Developed some 50 years ago, lasers have traditionally used synthetic materials such as crystals, dyes and purified gases to amplify photons as they bounce back and forth between two mirrors. Appearing in Bature Photonics, this is the first report of a successful biological laser based on a single, living cell.
"Part of the motivation of this project was basic scientific curiosity. In addition to realizing that biological substances had not played a major role in lasers, we wondered whether there was a fundamental reason why laser light, as far as we know, does not occur in nature or if we could find a way to achieve lasing in biological substances or living organisms," explained researcher Malte Gather. Green fluorescent protein (GFP) - originally found in a species of jellyfish - can be induced to emit light without the application of additional enzymes. Its properties are well understood, and there are established techniques to genetically program many organisms to express GFP.

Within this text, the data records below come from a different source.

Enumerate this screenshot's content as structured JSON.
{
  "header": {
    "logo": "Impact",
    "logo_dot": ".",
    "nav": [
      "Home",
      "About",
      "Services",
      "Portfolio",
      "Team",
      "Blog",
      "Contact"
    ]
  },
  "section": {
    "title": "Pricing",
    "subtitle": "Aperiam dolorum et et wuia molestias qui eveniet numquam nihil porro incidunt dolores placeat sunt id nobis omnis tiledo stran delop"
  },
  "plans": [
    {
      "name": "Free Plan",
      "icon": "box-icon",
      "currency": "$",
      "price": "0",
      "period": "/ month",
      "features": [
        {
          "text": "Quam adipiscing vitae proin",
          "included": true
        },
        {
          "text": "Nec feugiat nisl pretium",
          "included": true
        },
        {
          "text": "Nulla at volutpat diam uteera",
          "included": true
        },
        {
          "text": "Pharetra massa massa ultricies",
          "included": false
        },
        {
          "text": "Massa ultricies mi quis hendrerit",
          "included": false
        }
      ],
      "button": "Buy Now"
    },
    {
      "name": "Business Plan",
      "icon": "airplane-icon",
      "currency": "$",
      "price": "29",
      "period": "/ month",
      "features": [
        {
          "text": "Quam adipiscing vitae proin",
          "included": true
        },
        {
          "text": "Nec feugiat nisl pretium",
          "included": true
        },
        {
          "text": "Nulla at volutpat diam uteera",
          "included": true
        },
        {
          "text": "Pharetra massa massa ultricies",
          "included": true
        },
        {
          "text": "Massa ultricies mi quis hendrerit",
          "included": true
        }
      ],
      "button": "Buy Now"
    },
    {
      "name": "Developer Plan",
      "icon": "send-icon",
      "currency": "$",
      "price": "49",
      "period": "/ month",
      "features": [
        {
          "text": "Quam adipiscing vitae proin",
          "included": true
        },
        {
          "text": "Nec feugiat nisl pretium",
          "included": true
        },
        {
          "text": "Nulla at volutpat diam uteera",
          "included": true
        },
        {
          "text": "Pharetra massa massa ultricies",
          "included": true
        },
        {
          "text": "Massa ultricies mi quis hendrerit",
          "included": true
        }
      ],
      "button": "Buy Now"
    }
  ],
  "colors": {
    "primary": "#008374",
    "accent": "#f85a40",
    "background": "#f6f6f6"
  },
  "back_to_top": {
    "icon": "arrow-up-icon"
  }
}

To assess the protein's potential for generating laser light, the researcher assembled a device consisting of an inch-long cylinder, with mirrors at each end, filled with a solution of GFP in water. After first confirming that the GFP solution could amplify input energy into brief pulses of laser light, the researchers estimated the concentration of GFP needed to produce the laser effect.
Using that information, their next step was to develop a line of mammalian cells expressing GFP at the required levels. The cellular laser was assembled by placing a single GFP-expressing cell in a microcavity consisting of two highly reflective mirrors spaced 20 millionths of a meter apart. Not only did the cell-based device produce pulses of laser light, the researchers also found that the spherical shape of the cell itself acted as a lens, refocusing the light and inducing emission of laser light at lower energy levels than required for the solution-based device. The cells used in the device survived the lasing process and were able to continue producing hundreds of pulses of laser light.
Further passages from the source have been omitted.